В пять утра я просыпаюсь от фырчания трактора и резкого, острого звука, с которым скребок чистит от снега дорогу к моему дому. Я вижу свет фар, быстро соображаю, что это такое, поворачиваюсь на другой бок и засыпаю снова, не успев подумать ни одной нехорошей мысли.

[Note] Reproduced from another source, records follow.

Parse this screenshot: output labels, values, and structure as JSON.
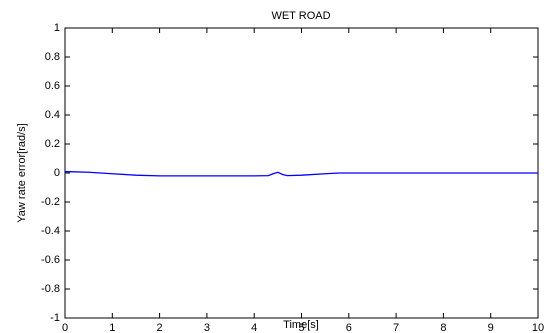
{
  "chart_data": {
    "type": "line",
    "title": "WET ROAD",
    "xlabel": "Time[s]",
    "ylabel": "Yaw rate error[rad/s]",
    "x": [
      0,
      0.5,
      1,
      1.5,
      2,
      2.5,
      3,
      3.5,
      4,
      4.3,
      4.4,
      4.5,
      4.6,
      4.7,
      5,
      5.5,
      5.8,
      6,
      7,
      8,
      9,
      10
    ],
    "series": [
      {
        "color": "#0000ff",
        "values": [
          0.01,
          0.005,
          -0.005,
          -0.015,
          -0.02,
          -0.02,
          -0.02,
          -0.02,
          -0.02,
          -0.018,
          -0.005,
          0.005,
          -0.01,
          -0.018,
          -0.015,
          -0.005,
          0,
          0,
          0,
          0,
          0,
          0
        ]
      }
    ],
    "xlim": [
      0,
      10
    ],
    "xticks": [
      0,
      1,
      2,
      3,
      4,
      5,
      6,
      7,
      8,
      9,
      10
    ],
    "ylim": [
      -1,
      1
    ],
    "yticks": [
      -1,
      -0.8,
      -0.6,
      -0.4,
      -0.2,
      0,
      0.2,
      0.4,
      0.6,
      0.8,
      1
    ],
    "grid": false
  }
}
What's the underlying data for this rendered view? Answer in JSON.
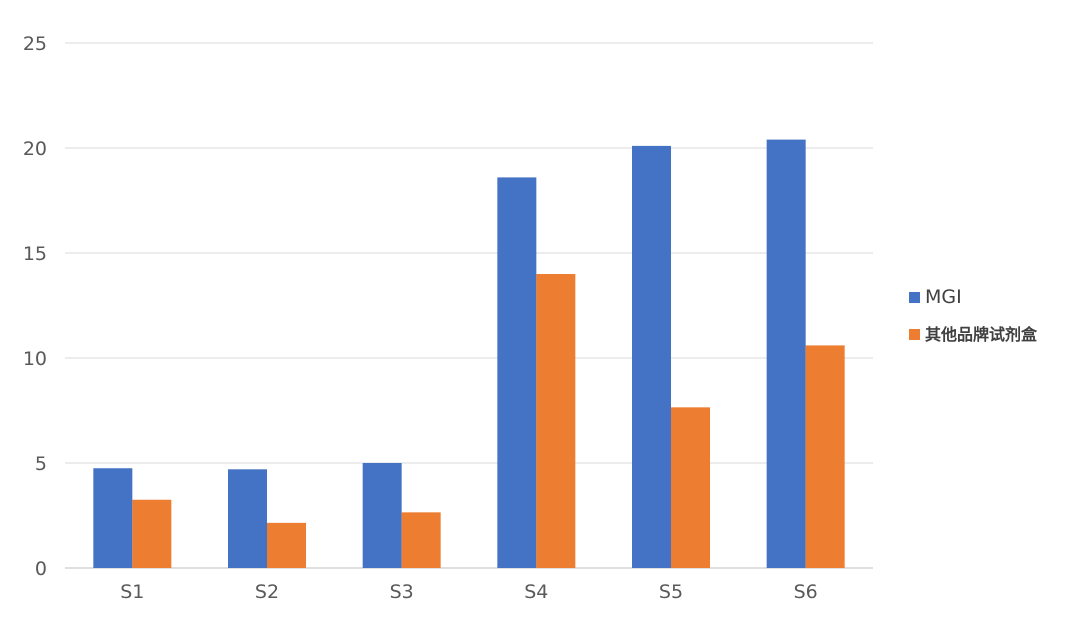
{
  "chart_data": {
    "type": "bar",
    "title": "",
    "xlabel": "",
    "ylabel": "",
    "categories": [
      "S1",
      "S2",
      "S3",
      "S4",
      "S5",
      "S6"
    ],
    "series": [
      {
        "name": "MGI",
        "color": "#4472C4",
        "values": [
          4.75,
          4.7,
          5.0,
          18.6,
          20.1,
          20.4
        ]
      },
      {
        "name": "其他品牌试剂盒",
        "color": "#ED7D31",
        "values": [
          3.25,
          2.15,
          2.65,
          14.0,
          7.65,
          10.6
        ]
      }
    ],
    "ylim": [
      0,
      25
    ],
    "yticks": [
      0,
      5,
      10,
      15,
      20,
      25
    ],
    "grid": true,
    "legend": "right"
  }
}
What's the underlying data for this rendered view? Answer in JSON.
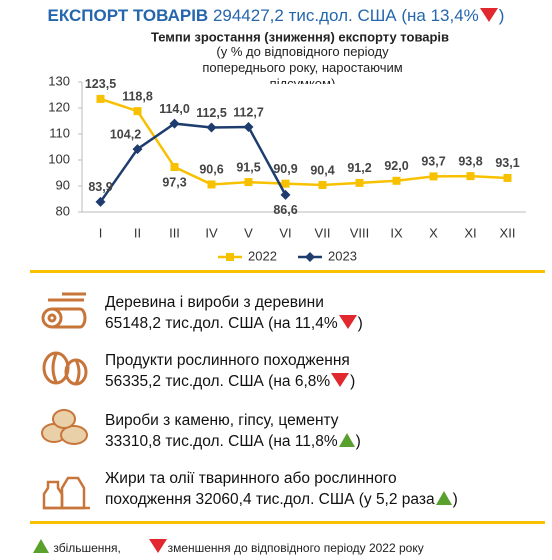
{
  "header": {
    "title": "ЕКСПОРТ ТОВАРІВ",
    "text": "294427,2 тис.дол. США (на 13,4%",
    "direction": "down",
    "close": ")"
  },
  "chart_data": {
    "type": "line",
    "title": "Темпи зростання (зниження) експорту товарів",
    "subtitle": "(у % до відповідного періоду попереднього року, наростаючим підсумком)",
    "categories": [
      "I",
      "II",
      "III",
      "IV",
      "V",
      "VI",
      "VII",
      "VIII",
      "IX",
      "X",
      "XI",
      "XII"
    ],
    "series": [
      {
        "name": "2022",
        "color": "#f7c100",
        "values": [
          123.5,
          118.8,
          97.3,
          90.6,
          91.5,
          90.9,
          90.4,
          91.2,
          92.0,
          93.7,
          93.8,
          93.1
        ],
        "value_labels": [
          "123,5",
          "118,8",
          "97,3",
          "90,6",
          "91,5",
          "90,9",
          "90,4",
          "91,2",
          "92,0",
          "93,7",
          "93,8",
          "93,1"
        ]
      },
      {
        "name": "2023",
        "color": "#1f3c6e",
        "values": [
          83.9,
          104.2,
          114.0,
          112.5,
          112.7,
          86.6,
          null,
          null,
          null,
          null,
          null,
          null
        ],
        "value_labels": [
          "83,9",
          "104,2",
          "114,0",
          "112,5",
          "112,7",
          "86,6",
          null,
          null,
          null,
          null,
          null,
          null
        ]
      }
    ],
    "ylim": [
      80,
      130
    ],
    "yticks": [
      80,
      90,
      100,
      110,
      120,
      130
    ],
    "grid": false,
    "legend": "bottom"
  },
  "items": [
    {
      "line1": "Деревина і вироби з деревини",
      "line2": "65148,2  тис.дол. США (на 11,4%",
      "direction": "down",
      "close": ")"
    },
    {
      "line1": "Продукти рослинного походження",
      "line2": "56335,2 тис.дол. США (на 6,8%",
      "direction": "down",
      "close": ")"
    },
    {
      "line1": "Вироби з каменю, гіпсу, цементу",
      "line2": "33310,8 тис.дол. США (на 11,8%",
      "direction": "up",
      "close": ")"
    },
    {
      "line1": "Жири та олії тваринного або рослинного",
      "line2": "походження 32060,4  тис.дол. США (у 5,2 раза",
      "direction": "up",
      "close": ")"
    }
  ],
  "footer": {
    "up": "збільшення,",
    "down": "зменшення до відповідного періоду 2022 року"
  }
}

После утренней беседы с Францем долина как-то изменилась. И лес стал другим, и поля, река хоть и оставалась прежней, но все же казалась иной, как и отец после рассказа Франца и после того, за чем я застал его на пристани у дома Юна. Я не мог понять, отдалился ли он от меня или стал ближе, легче мне теперь его понимать или сложнее, зато знал, что он наверняка стал другим, но не имел возможности поговорить с ним об этом, потому что он не сам открыл мне эту дверь, так что у меня не было права войти в нее, да я и не знал, хочу ли.
И я видел, что отца снедало нетерпение. Не то чтобы он стал груб или вспыльчив, он оставался таким же, каким был все время со дня нашего приезда, и если я, думая о нем, чувствовал огромную разницу, то не потому, что замечал перемены в его поведении. Но ждать он больше не мог. И хотел сплавить лес немедленно. Чем бы мы ни занимались днем: ходили ли в магазин, поднимались на веслах до моста, чтобы, дрейфуя потом назад, поудить с лодки, или плотничали на хуторе, или, надев перчатки, ходили по вырубке, наводя порядок среди завалов, собирая ветки, надеясь сложить из них костер, когда погода позволит, потому что отец не хотел, чтобы после нас все тут выглядело безобразно, — в любом случае он пару раз за вечер, а то и больше спускался к реке: стучал по кучам бревен носком ботинка или костяшками пальцев, прикидывал угол падения и расстояние до воды, правильно ли посыплются бревна в реку, и тут же шел сам себя перепроверить. Спросил бы кто меня, суетился он напрасно, любому было видно, что бревна скатятся точно в реку, не застопорившись ни о какое препятствие, да он и сам это знал. Но не мог справиться с собой. Иногда он подолгу стоял и нюхал бревна, утыкался носом в ободранные от коры места, где блестела смола, и шумно вдыхал запах, и я не знал, делает ли он так потому, что ему нравится этот смолистый дух, который сам я очень любил, или потому, что его нос считывал таким образом информацию, недоступную нам, простым смертным. И была ли в таком разе эта информация обнадеживающей или наоборот, я уж тем более выяснить не мог, но нетерпения его она не укрощала.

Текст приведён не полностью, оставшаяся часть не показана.